Les poings de Loraydan se crispèrent. Il eut un regard sanglant. Il laissa tomber :
– Indispensable !… à moi, sinon à vous !
Don Juan éclata d’un rire fantastique ; en lui-même, il se criait :
« Polygamie ! polygamie ! Est-il donc vrai que tu me veux ? Oui, mais moi je ne te veux pas ! En vain tu m’enlaces de tes séductions, je saurai déjouer ton dessein ! »
– Partons ! fit Loraydan. D’ici à la frontière espagnole, vous aurez le temps de rire !
– Partons ! fit don Juan soudain très grave.
Quelques minutes plus tard, ils étaient dans la rue.
Il était alors près d’une heure du matin.
Ils gagnèrent la rue du Temple, et à pas rapides se dirigèrent vers le chemin de la Corderie.
Don Juan était insoucieux, et même une sorte de joie mauvaise battait à ses tempes. Et ce n’était pas la joie de l’aventure, ce n’était pas le frisson de l’inconnu, la bonne joie, l’heureux frisson de la marche au danger pour quelque cause de justice… c’était la funeste allégresse du prochain triomphe de violence et de honte…
Loraydan se tenait sur ses gardes, et, plus d’une fois, rue du Temple, il se retourna avec inquiétude. Et, comme ils allaient arriver devant le cabaret du Bel-Argent :
– Je crois qu’on nous suit, murmura-t-il. Soyons prêts à dégainer. Dès le couvre-feu, les rues de Paris sont infestées de truands.
Don Juan se retourna alors, et il lui sembla entrevoir quelques ombres.
– Bah ! fit-il avec dédain. Laissez donc votre épée tranquille.
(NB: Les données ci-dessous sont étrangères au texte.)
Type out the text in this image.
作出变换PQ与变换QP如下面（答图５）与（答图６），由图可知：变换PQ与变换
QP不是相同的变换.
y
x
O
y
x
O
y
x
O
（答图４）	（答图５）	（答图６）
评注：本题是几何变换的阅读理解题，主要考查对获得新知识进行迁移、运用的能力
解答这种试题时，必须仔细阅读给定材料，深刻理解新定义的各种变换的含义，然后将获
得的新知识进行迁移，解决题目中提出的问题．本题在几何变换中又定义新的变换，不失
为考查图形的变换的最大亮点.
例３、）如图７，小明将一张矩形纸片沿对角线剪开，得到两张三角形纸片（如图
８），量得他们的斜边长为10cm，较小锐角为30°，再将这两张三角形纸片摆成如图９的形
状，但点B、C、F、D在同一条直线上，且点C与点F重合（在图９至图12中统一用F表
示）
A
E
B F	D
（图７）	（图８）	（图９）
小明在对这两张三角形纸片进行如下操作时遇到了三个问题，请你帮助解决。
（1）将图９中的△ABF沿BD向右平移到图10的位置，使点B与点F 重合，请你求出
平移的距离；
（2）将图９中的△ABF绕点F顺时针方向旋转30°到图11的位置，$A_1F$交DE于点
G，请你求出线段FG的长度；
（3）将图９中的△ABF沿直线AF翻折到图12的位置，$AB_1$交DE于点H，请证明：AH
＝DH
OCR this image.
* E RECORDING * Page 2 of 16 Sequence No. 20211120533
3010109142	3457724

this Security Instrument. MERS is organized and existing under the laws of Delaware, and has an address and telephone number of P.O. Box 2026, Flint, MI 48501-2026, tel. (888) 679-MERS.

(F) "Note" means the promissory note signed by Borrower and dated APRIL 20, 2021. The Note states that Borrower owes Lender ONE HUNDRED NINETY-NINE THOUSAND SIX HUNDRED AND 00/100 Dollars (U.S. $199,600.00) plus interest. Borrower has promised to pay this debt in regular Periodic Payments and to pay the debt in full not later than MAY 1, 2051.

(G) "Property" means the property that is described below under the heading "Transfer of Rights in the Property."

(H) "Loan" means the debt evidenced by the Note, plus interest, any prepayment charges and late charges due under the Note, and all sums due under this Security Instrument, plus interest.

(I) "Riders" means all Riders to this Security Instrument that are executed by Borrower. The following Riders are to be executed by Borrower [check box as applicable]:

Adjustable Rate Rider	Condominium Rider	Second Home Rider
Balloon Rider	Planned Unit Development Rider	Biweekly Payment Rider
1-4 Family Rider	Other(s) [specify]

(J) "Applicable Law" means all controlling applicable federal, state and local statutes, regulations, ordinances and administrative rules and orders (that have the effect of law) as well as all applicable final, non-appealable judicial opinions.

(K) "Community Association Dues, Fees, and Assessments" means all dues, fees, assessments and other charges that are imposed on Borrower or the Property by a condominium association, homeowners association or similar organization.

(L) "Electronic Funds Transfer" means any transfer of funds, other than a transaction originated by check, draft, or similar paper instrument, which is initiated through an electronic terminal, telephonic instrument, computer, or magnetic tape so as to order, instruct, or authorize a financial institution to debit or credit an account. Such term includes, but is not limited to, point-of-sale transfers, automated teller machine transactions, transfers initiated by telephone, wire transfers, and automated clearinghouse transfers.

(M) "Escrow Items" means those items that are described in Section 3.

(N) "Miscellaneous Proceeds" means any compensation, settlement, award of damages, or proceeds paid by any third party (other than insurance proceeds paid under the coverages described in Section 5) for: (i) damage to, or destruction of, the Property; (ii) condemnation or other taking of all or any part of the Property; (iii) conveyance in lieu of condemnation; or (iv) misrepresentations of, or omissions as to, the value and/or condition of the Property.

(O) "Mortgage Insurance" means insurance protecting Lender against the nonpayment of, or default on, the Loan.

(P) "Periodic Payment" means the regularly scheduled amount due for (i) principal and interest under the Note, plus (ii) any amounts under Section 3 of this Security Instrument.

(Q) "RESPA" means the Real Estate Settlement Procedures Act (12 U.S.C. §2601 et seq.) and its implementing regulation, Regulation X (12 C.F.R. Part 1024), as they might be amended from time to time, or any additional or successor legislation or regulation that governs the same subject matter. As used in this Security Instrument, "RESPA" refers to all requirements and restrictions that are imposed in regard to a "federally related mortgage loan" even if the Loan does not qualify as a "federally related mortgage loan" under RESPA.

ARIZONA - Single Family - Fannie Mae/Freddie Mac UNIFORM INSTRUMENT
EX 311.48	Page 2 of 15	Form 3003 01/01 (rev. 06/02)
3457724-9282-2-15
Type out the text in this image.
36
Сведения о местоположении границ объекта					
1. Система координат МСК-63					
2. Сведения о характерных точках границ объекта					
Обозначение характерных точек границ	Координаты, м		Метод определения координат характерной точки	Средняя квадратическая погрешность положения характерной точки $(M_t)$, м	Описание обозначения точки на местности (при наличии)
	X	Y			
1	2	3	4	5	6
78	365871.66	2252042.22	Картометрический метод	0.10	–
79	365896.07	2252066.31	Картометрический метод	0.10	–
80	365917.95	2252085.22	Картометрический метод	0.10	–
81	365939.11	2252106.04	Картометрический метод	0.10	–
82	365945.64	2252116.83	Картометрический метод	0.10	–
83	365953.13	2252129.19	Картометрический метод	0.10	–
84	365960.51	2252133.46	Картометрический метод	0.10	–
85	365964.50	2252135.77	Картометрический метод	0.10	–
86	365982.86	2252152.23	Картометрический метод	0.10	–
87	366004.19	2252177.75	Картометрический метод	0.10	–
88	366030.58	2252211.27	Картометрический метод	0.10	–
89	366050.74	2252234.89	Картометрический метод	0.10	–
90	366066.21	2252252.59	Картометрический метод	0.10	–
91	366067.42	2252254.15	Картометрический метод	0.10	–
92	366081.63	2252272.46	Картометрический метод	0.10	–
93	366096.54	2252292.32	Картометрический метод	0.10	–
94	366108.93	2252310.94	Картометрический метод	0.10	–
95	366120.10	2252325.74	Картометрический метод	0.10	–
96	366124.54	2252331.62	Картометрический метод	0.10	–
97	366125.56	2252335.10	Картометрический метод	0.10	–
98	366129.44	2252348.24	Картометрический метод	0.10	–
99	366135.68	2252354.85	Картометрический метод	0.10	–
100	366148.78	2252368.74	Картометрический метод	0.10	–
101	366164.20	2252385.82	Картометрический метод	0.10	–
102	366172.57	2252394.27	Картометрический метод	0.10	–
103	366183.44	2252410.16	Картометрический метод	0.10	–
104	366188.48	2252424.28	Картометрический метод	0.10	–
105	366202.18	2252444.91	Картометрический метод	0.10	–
Il se tut soudain, s’arrêta court.
À quelques pas derrière lui, un claironnant éternuement venait de retentir.
– Ho ! fit don Juan. Le diable me rende sourd si je ne reconnais cette trompette !…
– Avançons ! dit Loraydan qui mit la dague au poing.
Un nouvel éternuement déchira le silence de la nuit. On put entendre des grognements et, eût-on dit, des invectives proférées d’une voix étouffée.